A mile into your trudge – going up a hill, in the rain – you come to really hate your mortal needs. Your tins of beans are so heavy. You hate your beans. Why do so many people take drugs at festivals? Because they’re lighter than beans. Oh, the beans! And still so far from the campsite! You might leave some of the beans here, on the path. You can just not eat on Saturday. It seems excessive to have food every day. Only boring people eat regularly!
The beginning of a festival is like a massive metaphor: every bit of fun you’re going to have over the weekend must, first, be paid for in sweat and pain, as you bring it on site.
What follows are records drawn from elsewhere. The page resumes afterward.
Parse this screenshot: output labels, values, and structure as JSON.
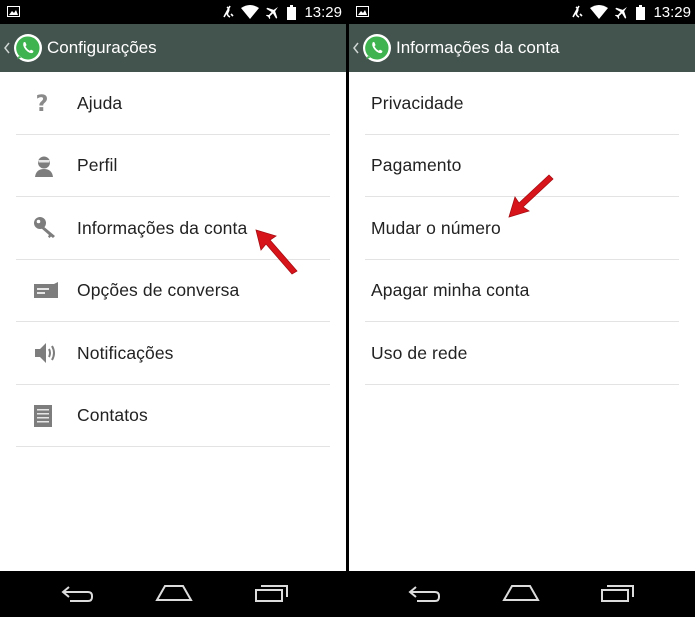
{
  "status": {
    "time": "13:29"
  },
  "left": {
    "title": "Configurações",
    "items": [
      {
        "label": "Ajuda",
        "icon": "question-icon"
      },
      {
        "label": "Perfil",
        "icon": "profile-icon"
      },
      {
        "label": "Informações da conta",
        "icon": "key-icon"
      },
      {
        "label": "Opções de conversa",
        "icon": "chat-icon"
      },
      {
        "label": "Notificações",
        "icon": "speaker-icon"
      },
      {
        "label": "Contatos",
        "icon": "contacts-icon"
      }
    ]
  },
  "right": {
    "title": "Informações da conta",
    "items": [
      {
        "label": "Privacidade"
      },
      {
        "label": "Pagamento"
      },
      {
        "label": "Mudar o número"
      },
      {
        "label": "Apagar minha conta"
      },
      {
        "label": "Uso de rede"
      }
    ]
  },
  "colors": {
    "actionbar": "#43534d",
    "accent_arrow": "#d8141b",
    "whatsapp_green": "#3fb34f"
  }
}
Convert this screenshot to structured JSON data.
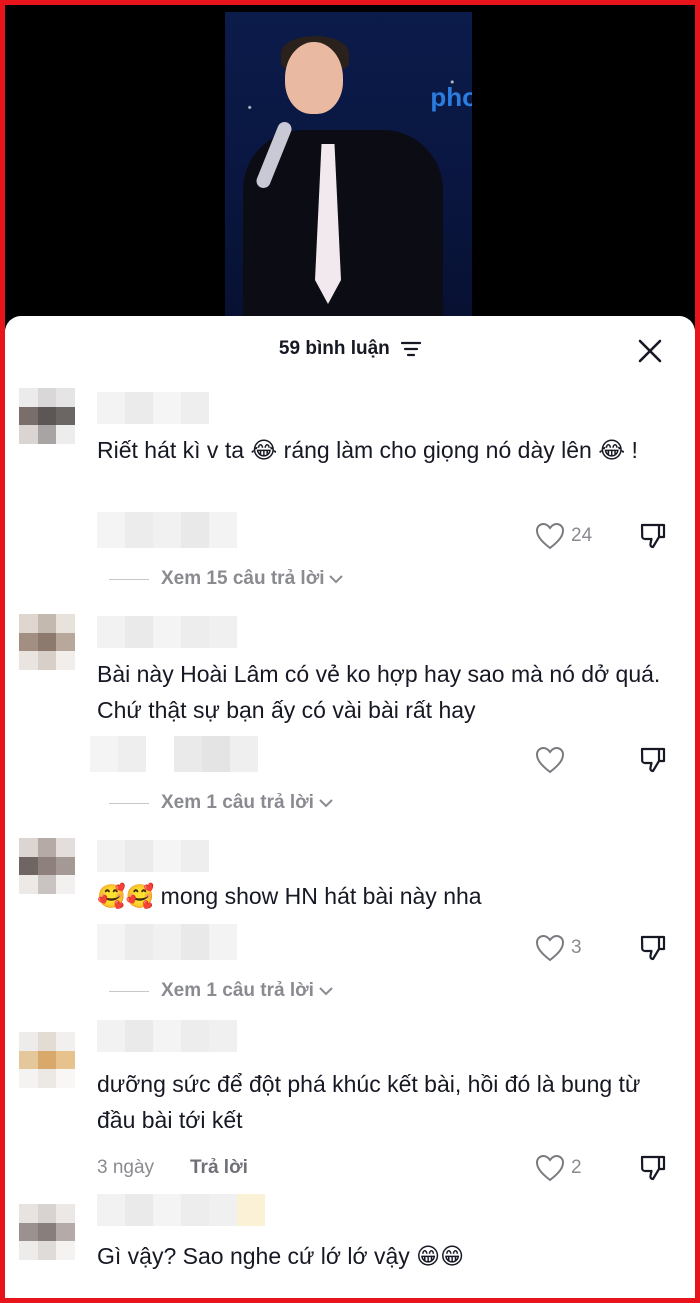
{
  "header": {
    "comment_count_label": "59 bình luận"
  },
  "comments": [
    {
      "text": "Riết hát kì v ta 😂 ráng làm cho giọng nó dày lên 😂 !",
      "likes": "24",
      "view_replies": "Xem 15 câu trả lời"
    },
    {
      "text": "Bài này Hoài Lâm có vẻ ko hợp hay sao mà nó dở quá. Chứ thật sự bạn ấy có vài bài rất hay",
      "likes": "",
      "view_replies": "Xem 1 câu trả lời"
    },
    {
      "text": "🥰🥰 mong show HN hát bài này nha",
      "likes": "3",
      "view_replies": "Xem 1 câu trả lời"
    },
    {
      "text": "dưỡng sức để đột phá khúc kết bài, hồi đó là bung từ đầu bài tới kết",
      "time": "3 ngày",
      "reply": "Trả lời",
      "likes": "2"
    },
    {
      "text": "Gì vậy? Sao nghe cứ lớ lớ vậy 😁😁"
    }
  ],
  "colors": {
    "frame": "#e8141c",
    "text": "#161823",
    "muted": "#8a8b91"
  },
  "icons": [
    "filter-icon",
    "close-icon",
    "heart-icon",
    "dislike-icon",
    "chevron-down-icon"
  ]
}
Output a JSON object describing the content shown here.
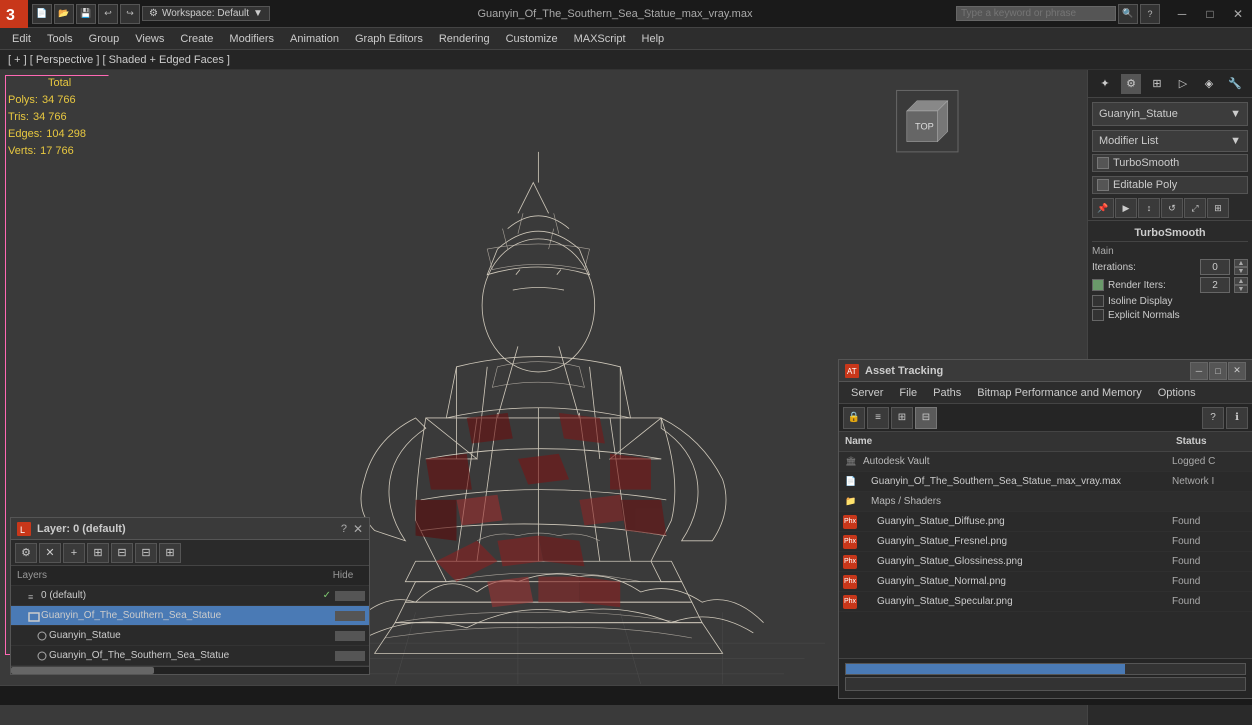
{
  "titlebar": {
    "logo": "3",
    "title": "Guanyin_Of_The_Southern_Sea_Statue_max_vray.max",
    "search_placeholder": "Type a keyword or phrase",
    "workspace_label": "Workspace: Default",
    "min_btn": "─",
    "max_btn": "□",
    "close_btn": "✕"
  },
  "menubar": {
    "items": [
      "Edit",
      "Tools",
      "Group",
      "Views",
      "Create",
      "Modifiers",
      "Animation",
      "Graph Editors",
      "Rendering",
      "Customize",
      "MAXScript",
      "Help"
    ]
  },
  "viewport": {
    "label": "[ + ] [ Perspective ] [ Shaded + Edged Faces ]"
  },
  "stats": {
    "total_label": "Total",
    "polys_label": "Polys:",
    "polys_value": "34 766",
    "tris_label": "Tris:",
    "tris_value": "34 766",
    "edges_label": "Edges:",
    "edges_value": "104 298",
    "verts_label": "Verts:",
    "verts_value": "17 766"
  },
  "right_panel": {
    "object_name": "Guanyin_Statue",
    "modifier_list_label": "Modifier List",
    "modifiers": [
      {
        "name": "TurboSmooth",
        "checked": false
      },
      {
        "name": "Editable Poly",
        "checked": false
      }
    ],
    "turbosmooth": {
      "section_label": "TurboSmooth",
      "main_label": "Main",
      "iterations_label": "Iterations:",
      "iterations_value": "0",
      "render_iters_label": "Render Iters:",
      "render_iters_value": "2",
      "isoline_label": "Isoline Display",
      "explicit_label": "Explicit Normals"
    }
  },
  "layer_panel": {
    "title": "Layer: 0 (default)",
    "question_mark": "?",
    "close": "✕",
    "col_layers": "Layers",
    "col_hide": "Hide",
    "rows": [
      {
        "indent": 0,
        "type": "layer",
        "name": "0 (default)",
        "checked": true,
        "selected": false
      },
      {
        "indent": 0,
        "type": "object",
        "name": "Guanyin_Of_The_Southern_Sea_Statue",
        "checked": false,
        "selected": true
      },
      {
        "indent": 1,
        "type": "object",
        "name": "Guanyin_Statue",
        "checked": false,
        "selected": false
      },
      {
        "indent": 1,
        "type": "object",
        "name": "Guanyin_Of_The_Southern_Sea_Statue",
        "checked": false,
        "selected": false
      }
    ]
  },
  "asset_panel": {
    "title": "Asset Tracking",
    "menubar": [
      "Server",
      "File",
      "Paths",
      "Bitmap Performance and Memory",
      "Options"
    ],
    "col_name": "Name",
    "col_status": "Status",
    "rows": [
      {
        "indent": 0,
        "type": "vault",
        "name": "Autodesk Vault",
        "status": "Logged C",
        "icon": "🏛"
      },
      {
        "indent": 1,
        "type": "file",
        "name": "Guanyin_Of_The_Southern_Sea_Statue_max_vray.max",
        "status": "Network I",
        "icon": "📄"
      },
      {
        "indent": 1,
        "type": "folder",
        "name": "Maps / Shaders",
        "status": "",
        "icon": "📁"
      },
      {
        "indent": 2,
        "type": "texture",
        "name": "Guanyin_Statue_Diffuse.png",
        "status": "Found",
        "icon": "🖼"
      },
      {
        "indent": 2,
        "type": "texture",
        "name": "Guanyin_Statue_Fresnel.png",
        "status": "Found",
        "icon": "🖼"
      },
      {
        "indent": 2,
        "type": "texture",
        "name": "Guanyin_Statue_Glossiness.png",
        "status": "Found",
        "icon": "🖼"
      },
      {
        "indent": 2,
        "type": "texture",
        "name": "Guanyin_Statue_Normal.png",
        "status": "Found",
        "icon": "🖼"
      },
      {
        "indent": 2,
        "type": "texture",
        "name": "Guanyin_Statue_Specular.png",
        "status": "Found",
        "icon": "🖼"
      }
    ]
  }
}
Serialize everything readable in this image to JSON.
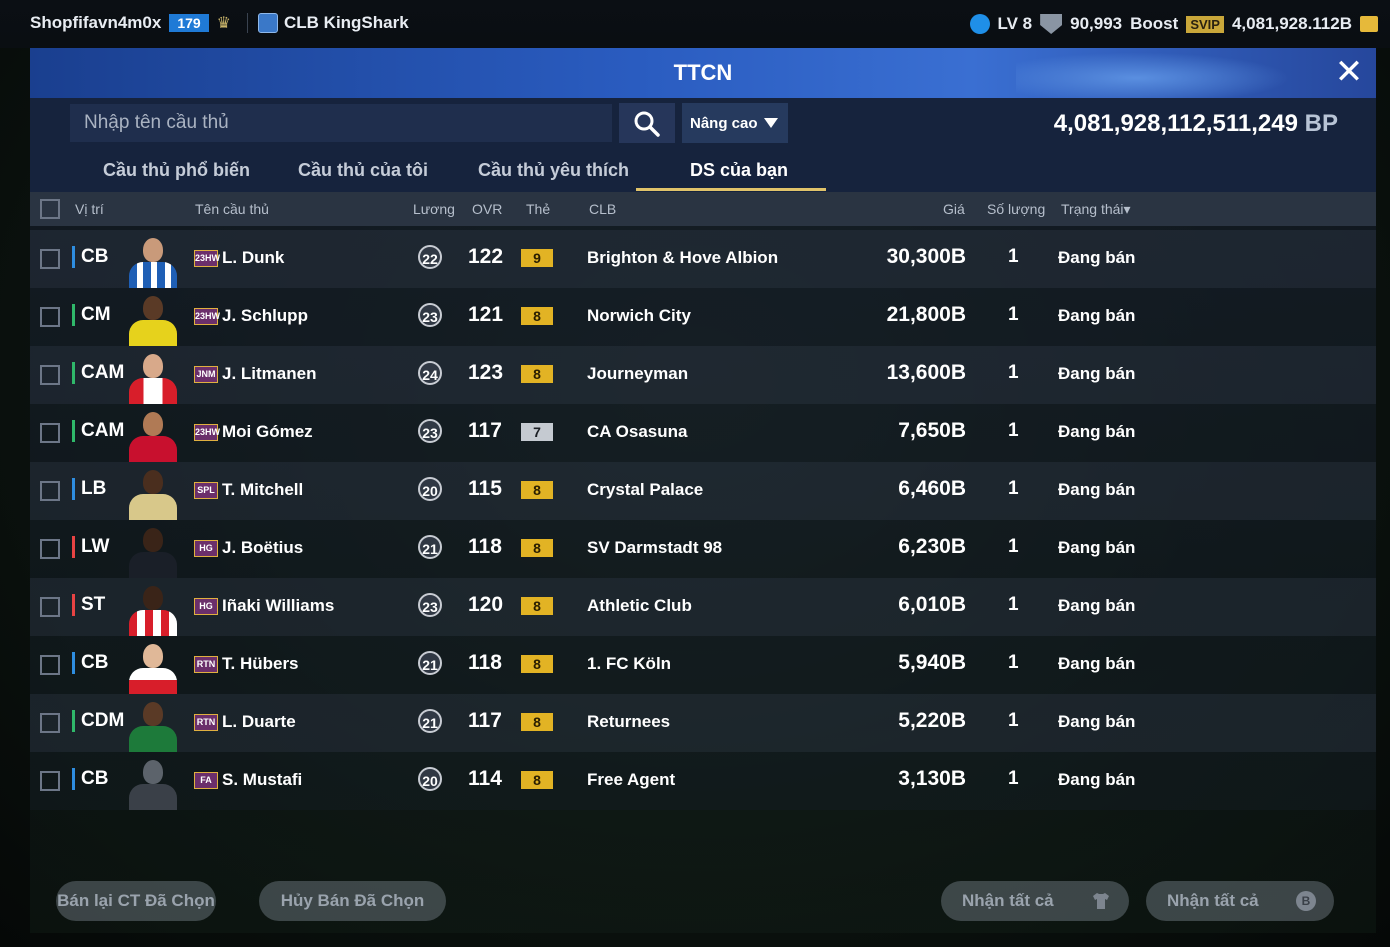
{
  "topbar": {
    "username": "Shopfifavn4m0x",
    "level_badge": "179",
    "club_name": "CLB KingShark",
    "lv": "LV 8",
    "points": "90,993",
    "boost_label": "Boost",
    "svip_label": "SVIP",
    "currency": "4,081,928.112B"
  },
  "panel": {
    "title": "TTCN",
    "search_placeholder": "Nhập tên cầu thủ",
    "advanced_label": "Nâng cao",
    "bp_amount": "4,081,928,112,511,249",
    "bp_unit": "BP"
  },
  "tabs": [
    {
      "label": "Cầu thủ phổ biến"
    },
    {
      "label": "Cầu thủ của tôi"
    },
    {
      "label": "Cầu thủ yêu thích"
    },
    {
      "label": "DS của bạn"
    }
  ],
  "columns": {
    "position": "Vị trí",
    "name": "Tên cầu thủ",
    "wage": "Lương",
    "ovr": "OVR",
    "grade": "Thẻ",
    "club": "CLB",
    "price": "Giá",
    "quantity": "Số lượng",
    "status": "Trạng thái▾"
  },
  "rows": [
    {
      "pos": "CB",
      "season": "23HW",
      "name": "L. Dunk",
      "wage": "22",
      "ovr": "122",
      "grade": "9",
      "club": "Brighton & Hove Albion",
      "price": "30,300B",
      "qty": "1",
      "status": "Đang bán"
    },
    {
      "pos": "CM",
      "season": "23HW",
      "name": "J. Schlupp",
      "wage": "23",
      "ovr": "121",
      "grade": "8",
      "club": "Norwich City",
      "price": "21,800B",
      "qty": "1",
      "status": "Đang bán"
    },
    {
      "pos": "CAM",
      "season": "JNM",
      "name": "J. Litmanen",
      "wage": "24",
      "ovr": "123",
      "grade": "8",
      "club": "Journeyman",
      "price": "13,600B",
      "qty": "1",
      "status": "Đang bán"
    },
    {
      "pos": "CAM",
      "season": "23HW",
      "name": "Moi Gómez",
      "wage": "23",
      "ovr": "117",
      "grade": "7",
      "club": "CA Osasuna",
      "price": "7,650B",
      "qty": "1",
      "status": "Đang bán"
    },
    {
      "pos": "LB",
      "season": "SPL",
      "name": "T. Mitchell",
      "wage": "20",
      "ovr": "115",
      "grade": "8",
      "club": "Crystal Palace",
      "price": "6,460B",
      "qty": "1",
      "status": "Đang bán"
    },
    {
      "pos": "LW",
      "season": "HG",
      "name": "J. Boëtius",
      "wage": "21",
      "ovr": "118",
      "grade": "8",
      "club": "SV Darmstadt 98",
      "price": "6,230B",
      "qty": "1",
      "status": "Đang bán"
    },
    {
      "pos": "ST",
      "season": "HG",
      "name": "Iñaki Williams",
      "wage": "23",
      "ovr": "120",
      "grade": "8",
      "club": "Athletic Club",
      "price": "6,010B",
      "qty": "1",
      "status": "Đang bán"
    },
    {
      "pos": "CB",
      "season": "RTN",
      "name": "T. Hübers",
      "wage": "21",
      "ovr": "118",
      "grade": "8",
      "club": "1. FC Köln",
      "price": "5,940B",
      "qty": "1",
      "status": "Đang bán"
    },
    {
      "pos": "CDM",
      "season": "RTN",
      "name": "L. Duarte",
      "wage": "21",
      "ovr": "117",
      "grade": "8",
      "club": "Returnees",
      "price": "5,220B",
      "qty": "1",
      "status": "Đang bán"
    },
    {
      "pos": "CB",
      "season": "FA",
      "name": "S. Mustafi",
      "wage": "20",
      "ovr": "114",
      "grade": "8",
      "club": "Free Agent",
      "price": "3,130B",
      "qty": "1",
      "status": "Đang bán"
    }
  ],
  "buttons": {
    "resell": "Bán lại CT Đã Chọn",
    "cancel": "Hủy Bán Đã Chọn",
    "claim_all_1": "Nhận tất cả",
    "claim_all_2": "Nhận tất cả",
    "coin_glyph": "B"
  },
  "colors": {
    "accent_gold": "#e2b324",
    "header_blue": "#2a5cc0",
    "defender": "#2e8de0",
    "midfielder": "#2fb86a",
    "attacker": "#e84343"
  }
}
You get the invoice at the beginning of the event. You choose every gram wisely.
And yet – even with space in their bags at a premium, desperate to strip their belongings down to a bare, starving minimum – there are people who dress up. People bring amazing outfits to festivals. By which I mean huge and heavy. Full-length wedding dresses. Velvet robes appliqued with stars. Frida Kahlo. World War II Wrens. A bear.
I once met three women who had come as a full English breakfast – respectively, fried egg, a sausage and a slice of toast.
“We have to stay together at all times,” Toast told me, sombrely, as we queued for noodles, “because when Sausage is on her own, people read her incorrectly and think she’s a willy.”
At this year’s Green Man festival, in Brecon, Wales, I sat high on a hill as the sun set, and observed this year’s trends for festival dressing. Ten years ago, it was all fairy tutus – for women, children and men – and floral crowns. They, clearly, are over. The fairytale is dead. In colder, harsher 2018, it’s all about Nature v Technology; it’s all about animals v lights.
I would say around a fifth of the audience had come as some kind of animal: in a penguin onesie; face-painted as a tiger; or, in the case of one man, wearing a gigantic cat’s sleeping igloo, shaped like a cat’s head, on his own head.
Tails were everywhere – hundreds of women had sprouted fox tails, which they were swishing jauntily. I admired the biological knowledge that had gone into one woman’s sequined lizard tail, which she would periodically undo and let drop to the floor, while running away and shouting: “I felt threatened in that situation!”
And when it came to technology, recent advances – you can get a string of battery-operated LED lights for just £3.99 – meant that everyone could now look like a Christmas tree, a wink of fireflies, Paris. I barely need mention those who were simply wearing 20 multicoloured lights as a necklace, at dusk, or who had garlanded them on their heads, for the woman who had stuffed her thin white bomber jacket with them, so she looked like the aurora borealis on legs, needs more urgent credit.
The winner, perhaps, was the man – 70, easily – who strode elegantly around in a red smoking jacket and cravat, with a tasselled lampshade on his head. The lampshade was fully operational. One could have stood next to him, at midnight, and read a book. I imagined him and his wife packing the car for the weekend. “Tent? Walking stick? Medication? Multicoloured light-up lampshade and smoking jacket? Let’s go!”
As I sat there with my cider, I wondered just what it is that makes people go to such effort – for everything, at a festival, is an effort. Who would forgo an extra blanket, on the chilly nights, or several bottles of wine, in favour of stuffing their rucksack with a gigantic full moon made of foam rubber, so they could walk around with it on their head, shouting, “I’M WAXING RIGHT NOW!”.
And then I realised that, in fact, it is the release from effort that makes people carry these outfits for miles.
All the rest of the year, in every other place, we must be a combination of
any of the following: smart, aspirational, sexy, powerful, fit, appropriate to our
age, gender and status. Dignified.
Co-ordinated. Formal. The crease in the right place, and the eyeshadow blended so, and the shoes polished until they shine.
But here, it’s a different lexicon entirely. Here, you can be jolly, awesome, unique, ridiculous, confusing, adorable, shiny ... luminous. Compared with the weight of being “correct”, a tail, cape or lampshade, wedged into a rucksack, is no weight.
No weight at all. You’re just carrying a bubble of joy.